Лишь только паскудная в десять человеческих ростов стена придвинулась к глазам Босого, он постарался вспомнить, что он любил. И ничего не вспомнил, кроме клеенчатой скатерти на столе, а на этой клеенке тарелку, а на тарелке голландскую селедку и плавающий в мутной жиже лук. Но тут же в медленных мозгах Босого явилась мысль о том, что, что бы ни случилось с ним за этой стеной, сколько бы он ни провел за нею времени, был ли бы он {86} . . . . . . . . . . . . . . . . . . . . . . . .

Поцелуй Внучаты {87}

Человеческая рука повернула выключатель настольной лампы, и кабинет дирекции «Кабаре» осветился зеленым светом, а окна почернели. Рука принадлежала Римскому. Знаменитый, небывалый еще в истории «Кабаре» вечер закончился минут пять тому назад. Было около 12 часов ночи. Римский чувствовал, что публика еще течет по всем галереям к выходам «Кабаре», он слышал ее глухой шум и плеск, но директор не захотел дожидаться окончания разъезда. Директору нужно было остаться одному, чтобы какие-то чрезвычайной важности мысли привести в порядок и что-то немедленно предпринять. Римский оглянулся почему-то пугливо и погрузился в облупленное кожаное кресло. Первым долгом он сжал голову руками, что нисколько и ничему не помогло. Тогда он отнял руки и уставился на поверхность стола. Сперва он глядел отсутствующими глазами, но затем внимание к ближайшим предметам вернулось к нему. Однако ему до смерти не хотелось бы видеть этих близких предметов. «Ну, конечно, я так и ожидал!» — подумал Римский, и его передернуло.

— Ах, ты пакость,— сквозь зубы протянул он.

Перед ним лежал дожидавшийся уже его запечатанный пакет с фотограммой. Вскрывать, однако, нужно было. И Римский вскрыл конвертик. Фотограмма эта, снятая явно и несомненно с записки Степы, была ясна и осмысленна:

«Вылетел быстроходным Москву буду четвертого утром Проверьте получило ли ГПУ мои телеграммы Наблюдайте Воланда Лиходеев».

Римский вновь сжал голову и заскреб в волосах, но тут какой-то уличный шум привлек его.

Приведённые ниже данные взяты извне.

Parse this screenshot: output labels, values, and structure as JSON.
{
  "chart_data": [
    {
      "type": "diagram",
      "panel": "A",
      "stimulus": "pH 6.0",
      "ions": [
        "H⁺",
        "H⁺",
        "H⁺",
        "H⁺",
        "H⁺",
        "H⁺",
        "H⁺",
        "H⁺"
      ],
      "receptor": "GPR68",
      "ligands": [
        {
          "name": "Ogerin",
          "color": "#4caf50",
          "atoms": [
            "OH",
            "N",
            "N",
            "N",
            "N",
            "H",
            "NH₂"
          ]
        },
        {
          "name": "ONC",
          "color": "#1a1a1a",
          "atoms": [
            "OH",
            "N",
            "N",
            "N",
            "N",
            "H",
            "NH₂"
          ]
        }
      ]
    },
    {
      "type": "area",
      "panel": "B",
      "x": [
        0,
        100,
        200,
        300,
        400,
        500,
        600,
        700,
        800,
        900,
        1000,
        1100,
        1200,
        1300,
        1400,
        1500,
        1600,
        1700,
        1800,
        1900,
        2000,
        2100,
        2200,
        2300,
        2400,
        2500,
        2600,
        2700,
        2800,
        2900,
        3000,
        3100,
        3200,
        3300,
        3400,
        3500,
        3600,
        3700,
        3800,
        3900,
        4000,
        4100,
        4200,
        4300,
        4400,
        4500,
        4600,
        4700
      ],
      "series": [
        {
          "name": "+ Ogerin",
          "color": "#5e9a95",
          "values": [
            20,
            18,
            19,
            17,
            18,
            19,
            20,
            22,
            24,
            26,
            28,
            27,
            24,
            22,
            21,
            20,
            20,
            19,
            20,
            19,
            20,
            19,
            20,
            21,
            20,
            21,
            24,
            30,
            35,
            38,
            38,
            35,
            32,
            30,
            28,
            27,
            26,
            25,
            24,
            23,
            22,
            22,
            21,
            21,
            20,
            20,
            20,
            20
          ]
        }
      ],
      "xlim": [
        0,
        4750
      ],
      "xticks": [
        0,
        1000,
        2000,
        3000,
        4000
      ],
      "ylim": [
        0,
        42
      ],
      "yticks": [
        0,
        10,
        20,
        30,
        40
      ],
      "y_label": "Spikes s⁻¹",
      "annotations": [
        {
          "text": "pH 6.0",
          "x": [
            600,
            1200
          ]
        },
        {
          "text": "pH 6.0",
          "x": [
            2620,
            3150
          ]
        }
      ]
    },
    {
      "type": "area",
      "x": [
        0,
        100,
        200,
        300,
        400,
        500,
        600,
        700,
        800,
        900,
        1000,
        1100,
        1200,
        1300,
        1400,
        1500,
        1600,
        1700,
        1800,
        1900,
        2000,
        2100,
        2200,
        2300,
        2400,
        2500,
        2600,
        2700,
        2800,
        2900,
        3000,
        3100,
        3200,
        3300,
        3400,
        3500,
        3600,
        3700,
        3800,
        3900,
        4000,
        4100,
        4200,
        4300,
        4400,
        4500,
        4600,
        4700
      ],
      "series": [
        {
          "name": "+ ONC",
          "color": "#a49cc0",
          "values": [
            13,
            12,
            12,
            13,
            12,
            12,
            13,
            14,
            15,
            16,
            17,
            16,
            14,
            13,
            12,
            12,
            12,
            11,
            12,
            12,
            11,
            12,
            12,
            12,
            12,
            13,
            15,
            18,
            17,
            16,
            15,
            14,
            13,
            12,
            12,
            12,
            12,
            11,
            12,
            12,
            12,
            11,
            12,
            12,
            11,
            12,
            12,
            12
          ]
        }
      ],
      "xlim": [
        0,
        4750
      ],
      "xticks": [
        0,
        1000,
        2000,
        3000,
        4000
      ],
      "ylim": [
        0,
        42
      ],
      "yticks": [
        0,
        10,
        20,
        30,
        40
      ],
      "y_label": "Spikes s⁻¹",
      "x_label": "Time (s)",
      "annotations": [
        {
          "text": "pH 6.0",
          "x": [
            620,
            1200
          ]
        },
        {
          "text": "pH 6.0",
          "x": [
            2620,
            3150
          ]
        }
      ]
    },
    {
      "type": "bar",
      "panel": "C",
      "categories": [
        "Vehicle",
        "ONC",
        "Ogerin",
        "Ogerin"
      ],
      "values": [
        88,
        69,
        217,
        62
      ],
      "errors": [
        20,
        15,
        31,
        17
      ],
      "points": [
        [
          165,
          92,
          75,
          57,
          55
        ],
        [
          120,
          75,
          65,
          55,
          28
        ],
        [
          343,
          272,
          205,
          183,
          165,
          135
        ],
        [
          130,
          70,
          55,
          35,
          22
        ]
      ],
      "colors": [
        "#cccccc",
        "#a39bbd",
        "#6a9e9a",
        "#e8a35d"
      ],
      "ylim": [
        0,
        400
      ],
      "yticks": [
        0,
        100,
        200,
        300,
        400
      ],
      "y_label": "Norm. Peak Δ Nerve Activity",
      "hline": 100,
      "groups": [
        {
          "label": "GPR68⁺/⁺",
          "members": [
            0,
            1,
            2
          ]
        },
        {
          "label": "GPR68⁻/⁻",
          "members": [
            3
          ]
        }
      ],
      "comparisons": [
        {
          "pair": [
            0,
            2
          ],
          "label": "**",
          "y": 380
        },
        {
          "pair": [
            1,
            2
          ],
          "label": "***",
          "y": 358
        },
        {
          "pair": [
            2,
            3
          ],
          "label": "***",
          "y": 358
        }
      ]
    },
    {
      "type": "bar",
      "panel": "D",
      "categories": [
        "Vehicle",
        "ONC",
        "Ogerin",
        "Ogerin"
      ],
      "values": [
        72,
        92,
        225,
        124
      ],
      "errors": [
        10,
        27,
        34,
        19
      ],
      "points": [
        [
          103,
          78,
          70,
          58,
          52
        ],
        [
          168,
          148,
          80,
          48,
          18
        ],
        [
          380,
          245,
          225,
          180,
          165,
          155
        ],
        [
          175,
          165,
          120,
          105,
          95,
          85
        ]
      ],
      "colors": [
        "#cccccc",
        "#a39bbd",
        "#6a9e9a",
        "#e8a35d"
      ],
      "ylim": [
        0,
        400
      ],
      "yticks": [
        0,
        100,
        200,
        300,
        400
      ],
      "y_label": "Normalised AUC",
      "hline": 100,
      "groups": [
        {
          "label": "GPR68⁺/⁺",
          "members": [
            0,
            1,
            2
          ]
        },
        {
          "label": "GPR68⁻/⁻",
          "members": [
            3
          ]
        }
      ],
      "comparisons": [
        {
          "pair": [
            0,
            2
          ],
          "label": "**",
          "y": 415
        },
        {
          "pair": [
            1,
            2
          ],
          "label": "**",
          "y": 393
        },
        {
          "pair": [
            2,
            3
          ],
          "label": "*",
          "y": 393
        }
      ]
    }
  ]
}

Кабинет был угловой комнатой во втором этаже здания, и те окна, спиной к которым помещался Римский, выходили в летний сад, а одно, по отношению к которому Римский был в профиль, на Садовую улицу. Ей полагалось быть в это время шумной. Десятки тысяч народу выливались из «Кабаре», ближайших театров и синема. Но этот шум был необычайный. Долетела милицейская залихватская тревожная трель, затем послышался как бы гогот. Римский, нервы которого явно расходились и обострились, ни секунды не сомневался в том, что происшествие имеет ближайшее отношение к его театру, а следовательно, и к нему самому, поднялся из-за стола и, распахнув окно, высунулся в него.

Предчувствие было правильно. Совсем близко под собой Римский увидел возбужденно спешащую из парадных дверей последнюю вереницу народу, а несколько поодаль, на широченном асфальтовом тротуаре, обезумевшую даму в одной короткой сорочке, из которой, сияя под фонарями, соблазнительно выпирали ее полные плечи. Сорочка была заправлена в обычные шелковые дамские штаны, на голове у дамы была модная шляпенка, лицо у дамы было искаженное, а платья на даме не было.

Кругом рвалась к даме толпа кепок и дико гоготала, милиционерские шлемы мелькали тут и там, а какой-то гражданин, сдирая с себя летнее пальто, никак не мог от волнения выпростать руку из рукава.

Дама отчаянно крикнула:

— Да скорее же, дурак! — И гражданину наконец удалось сорвать с себя пальто и укутать присевшую от стыда и отчаяния даму.

Но тут же из толпы, которая гоготала все громче и тыкала пальцами, и даже улюлюкала, вырвался какой-то в сорочке, в кальсонах, в лаковых штиблетах и великолепной заграничной шляпе. Он сиганул, как заяц, потерял эту самую шляпу и кинулся в боковую калитку летнего кабаретного сада, но там ему отрезала путь толпа обычных садовых хулиганов. Началась там какая-то кутерьма.

Тут в другом месте закипел другой водоворот. И эта сцена была соблазнительнее предыдущих. Именно: широкомордый и сильно выпивший лихач пытался тронуть с места свою поджарую лошадь в наглазниках, чтобы увезти мужчину, который был совершенно гол. На нем не было и белья. Голый, вертясь как на иголках, одной рукой пытался закрыться газетой «Вечерняя Москва», а другой, в которой была зажата пачка червонцев, тыкал в спину лихача, суля ему громадные деньги. Лихач с дорогой душой увез бы несчастного, но представители милиции преградили путь.